As my ears slowly became numb I forgot for sometime that we were in a mall in a desert, and outside the temperature is blazing hot enough to fry an egg on the bonnet of your car.

Now about 2,000 people come to Ski Dubai over the weekend to ski or to just frolic in the snow. When Ski Dubai first opened in 2005 people dismissed it as an amusing and another wild idea.

Clever idea

Frenchman Lucas Marchand, operations manager of Ski Dubai, describes how it all came about: "Majid Al Futtaim, owner of Mall of the Emirates, wanted something that would make the mall a little more exciting than other malls. When he was visiting Japan [with his daughter], he saw a ski slope and said to himself, 'I have to bring it to Dubai.' When he came here, he said 'I want snow, we need to bring snow to Dubai." It was a clever idea."

According to a website on skiing, the Lalaport Ski Dome SSAWS in Tokyo, (which stands for spring, summer, autumn, winter snow), bills itself as a 'mountain under a roof' and cost $400 million (Dh1.46 billion) to build.

Unlike other indoor ski slopes that use artificial snow made from resins, Dubai Ski makes snow by spraying a mist of water and compressed air.
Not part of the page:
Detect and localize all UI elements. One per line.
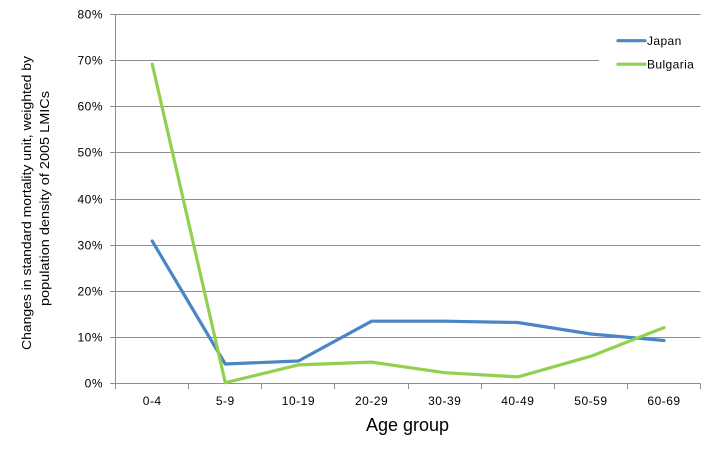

Critics have said that Ski Dubai is a huge power consumer.

But Marchand disproves that.

He says it has a very innovative and efficient insulation. The roof has a first layer of insulation, then a five-metre layer of air, then a second layer of insulation. "With this buffer it is quite easy to keep the place cold," he says.

A comparison in power use was done in February and August. In the hottest month, when temperatures soar to nearly 49C, power consumption was only three per cent more, he claims.

Every night the snow is refreshed by adding between 5 and 25 tonnes, depending on the footfall. Busy times for Ski Dubai are summer, winter and public holidays. The highest number it had on one day was 7,800, on Eid.

"We are bringing snow culture where it had never existed. We have given people a chance to ski who normally would not have a chance," says Marchand.